Ijames responded: "If they are responsible enough for everything else and are old enough to fight for their country when they turn 18 they should be able to drink in their country."
Comadore said. "But, I have drove when my friend got drunk and stuff and couldn't drive. I don't let them drive me; I don't want to die early."
Some older people know how to handle themselves when they drink and drive, but a young person who just started drinking doesn't know how to handle it, she said.
Comadore's mother, Nicole Blackstock said: "I don't think they should drink, period.
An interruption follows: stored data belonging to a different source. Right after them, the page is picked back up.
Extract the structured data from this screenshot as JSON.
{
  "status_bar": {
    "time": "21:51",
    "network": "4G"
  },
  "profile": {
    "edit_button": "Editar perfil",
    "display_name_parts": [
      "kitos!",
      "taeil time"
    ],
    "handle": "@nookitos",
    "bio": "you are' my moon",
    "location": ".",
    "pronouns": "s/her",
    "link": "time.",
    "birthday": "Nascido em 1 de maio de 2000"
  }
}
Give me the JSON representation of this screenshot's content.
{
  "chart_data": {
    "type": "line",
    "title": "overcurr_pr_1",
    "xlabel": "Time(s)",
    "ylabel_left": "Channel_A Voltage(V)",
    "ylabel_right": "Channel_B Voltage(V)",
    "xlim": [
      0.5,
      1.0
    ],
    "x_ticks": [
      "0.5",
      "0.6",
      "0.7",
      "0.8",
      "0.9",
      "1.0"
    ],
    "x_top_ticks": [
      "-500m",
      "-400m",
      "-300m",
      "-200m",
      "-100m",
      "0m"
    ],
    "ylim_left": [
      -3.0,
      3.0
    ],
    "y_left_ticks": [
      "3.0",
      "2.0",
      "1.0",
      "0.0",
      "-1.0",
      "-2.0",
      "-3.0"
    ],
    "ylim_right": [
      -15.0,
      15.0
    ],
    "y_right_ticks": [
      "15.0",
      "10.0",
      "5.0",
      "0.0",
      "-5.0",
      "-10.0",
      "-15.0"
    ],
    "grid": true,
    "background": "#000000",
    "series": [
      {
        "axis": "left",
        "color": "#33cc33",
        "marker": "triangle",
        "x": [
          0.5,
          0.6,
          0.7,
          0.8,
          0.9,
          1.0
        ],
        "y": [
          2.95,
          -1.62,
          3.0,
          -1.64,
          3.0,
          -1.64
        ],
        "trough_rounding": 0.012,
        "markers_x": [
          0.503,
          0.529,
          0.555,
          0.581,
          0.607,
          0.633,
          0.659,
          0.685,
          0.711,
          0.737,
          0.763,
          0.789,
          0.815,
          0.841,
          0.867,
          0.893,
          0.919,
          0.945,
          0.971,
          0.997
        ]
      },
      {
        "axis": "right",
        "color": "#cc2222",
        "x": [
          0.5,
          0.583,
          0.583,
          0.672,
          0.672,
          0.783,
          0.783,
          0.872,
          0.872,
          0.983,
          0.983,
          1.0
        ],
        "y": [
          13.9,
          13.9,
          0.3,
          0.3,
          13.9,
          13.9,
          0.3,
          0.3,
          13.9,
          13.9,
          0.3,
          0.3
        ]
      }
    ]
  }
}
Anything that harms your body you shouldn't put in it."
Highlands County Sheriff's Office Substance Abuse Reduction Grant Coordinator Debra Lees said, "there's a huge movement, I can't tell you how many resources, organizations and agencies, that have been working for years and years to educate the communities on why 21 should be the legal drinking age."
Drug Free Highlands is in step against lowering the drinking age with such national organizations as Mothers Against Drunk Driving (MADD) and the Anti-Drug Coalitions of America, Lees said.
Lees has been researching teen alcohol use/abuse in Highlands County since the end of October because the Florida Youth Substance Abuse Survey shows that alcohol is the No. 1 drug being abused by teenagers in Highlands County.
According to the 2006 survey of Highlands County:
• 44 percent of the students who had used alcohol within the past 30 days of being surveyed reported that they "hate" school.
• 30 percent of the students who had a drink in the past 30 days had a "best" friend who had dropped out of school.
• 28 percent reported using alcohol in the past 30 days.
• 16 percent reported that they had at least one instance of binge drinking in the past 30 days.
The biggest consequence of underage drinking is lack of school success, Lees said.
"We are working with the school system," she said. "Now we need the community to work with us and this minimum 21 drinking age is giving us a great forum to get the community to realize and become aware of the consequences for underage drinking.
"If we reduce the age to 18, 18-year-olds are still in high school and are still mixing with kids who are in ninth- and 10th-grade, so then ninth- and 10th-graders will be hanging out with the 18 year olds and drinking."
Adolescents who start drinking before the age of 15 are four times more likely to become an alcoholic, she said.
John Varady, project coordinator at the Heartland Educational Consortium, will be overseeing alcohol abuse reduction efforts in eight high schools in Highlands, Hardee, DeSoto, Glades and Hendry counties.
A $1.3 million three-year grant will target ninth- and 10th-graders and also provide teacher training to continue the alcohol reduction effort after the grant concludes.
Varady is against lowering the drinking age.
"I taught high school for a number of years here in Lake Placid and coached in high school and I've seen alcohol touch a lot of lives, whether it was a student involved in an alcohol-related accident or a family member as a result of alcohol," he said.
There is a huge increase in alcohol use as you move up the grade levels, he said. By the time a student is in 11th- or 12th-grade, the percentage of students who reported drinking within the past 30 days goes up dramatically.
South Florida Community College President Norm Stephens offered his personal opinion on the drinking age issue.
"I would be hesitant to support the lowering of the drinking age to 18 based on what I've read and studied on places where they have changed the drinking age, he said. It hasn't solved very many problems and in fact it may have added others.
"The university presidents are very concerned about binge drinking," Stephens said. "I'm also very concerned about binge drinking."
There is the argument that lowering the legal age to drink would reduce binge drinking, but in other countries, such as Great Britain, lowering the drinking age had no effect on excessive drinking, he said.
"It's a very complex issue and I just hope before any effort to lower the drinking age that there is a thorough evaluation of the pros and cons of it," Stephens added.